Congratulations to Nell and Walt Klas, longtime members at Transfiguration Parish in Castro Valley, who will celebrate their 60th wedding anniversary on Nov. 22, and to Marilyn (Lynn) and Rollin (Van) Van Cantfort, longtime members at St. John Vianney Parish in Walnut Creek, who recently marked the 60th year of their marital union.

Rita and Al Bucher will be celebrating 50 years of marriage, Nov. 19, at St. Elizabeth Parish in Oakland. The Buchers met at the Franciscan Club at St. Elizabeth in 1953 and their roots in the parish are deep. Four generations of Buchers have attended the parish schools, including the couples four children and five of their nine grandchildren. Al was the president of the first parish council in 1971 and Rita received the Mother Seton Award (1984) for her service to local Catholic schools.

Bishop Allen Vigneron has appointed RoseMarie Mullins as his Liaison for Charismatic Catholic Renewal in the diocese. She succeeds Charlie Peissner, who stepped down from the position earlier this year.

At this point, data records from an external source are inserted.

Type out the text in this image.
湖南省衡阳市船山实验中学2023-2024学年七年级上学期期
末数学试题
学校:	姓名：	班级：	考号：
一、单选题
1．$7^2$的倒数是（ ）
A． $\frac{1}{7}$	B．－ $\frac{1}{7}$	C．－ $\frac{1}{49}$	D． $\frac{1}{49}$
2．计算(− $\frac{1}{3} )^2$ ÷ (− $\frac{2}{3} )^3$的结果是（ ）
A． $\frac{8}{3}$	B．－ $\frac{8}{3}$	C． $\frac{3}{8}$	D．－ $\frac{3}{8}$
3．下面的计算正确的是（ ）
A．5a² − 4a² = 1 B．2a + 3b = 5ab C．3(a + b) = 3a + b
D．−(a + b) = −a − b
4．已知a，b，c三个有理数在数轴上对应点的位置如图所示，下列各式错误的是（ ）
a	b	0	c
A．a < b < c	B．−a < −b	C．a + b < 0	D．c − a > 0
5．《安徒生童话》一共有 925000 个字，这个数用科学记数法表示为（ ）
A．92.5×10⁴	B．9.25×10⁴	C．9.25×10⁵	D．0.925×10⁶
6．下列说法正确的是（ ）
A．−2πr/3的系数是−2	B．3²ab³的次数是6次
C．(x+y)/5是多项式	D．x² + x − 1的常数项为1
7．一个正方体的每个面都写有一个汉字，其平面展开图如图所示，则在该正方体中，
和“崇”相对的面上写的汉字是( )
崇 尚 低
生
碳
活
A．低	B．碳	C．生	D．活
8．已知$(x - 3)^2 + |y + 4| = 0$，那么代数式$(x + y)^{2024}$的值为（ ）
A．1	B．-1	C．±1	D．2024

Mary Tan is the new coordinator of alumni relations at the Franciscan School of Theology in Berkeley, coming to the East Bay from St. Paul Parish in San Francisco where she was pastoral associate for worship and ministerial development.

She has also served as associate director of religious education for the San Francisco Archdiocese and principal at St. Mary’s Chinese Day School.

John Fox, a certified poet therapist, and Francis Weller, a psychotherapist, have been added to the faculty at the Sophia Center, which offers a Master of Arts degree in Culture and Spirituality, at Holy Names University in Oakland. Fox is author of two popular books that discuss poetry as a healing art: “Poetic Medicine” and “Finding What You Didn’t Lose.” Weller is director and founder of WisdomBridge.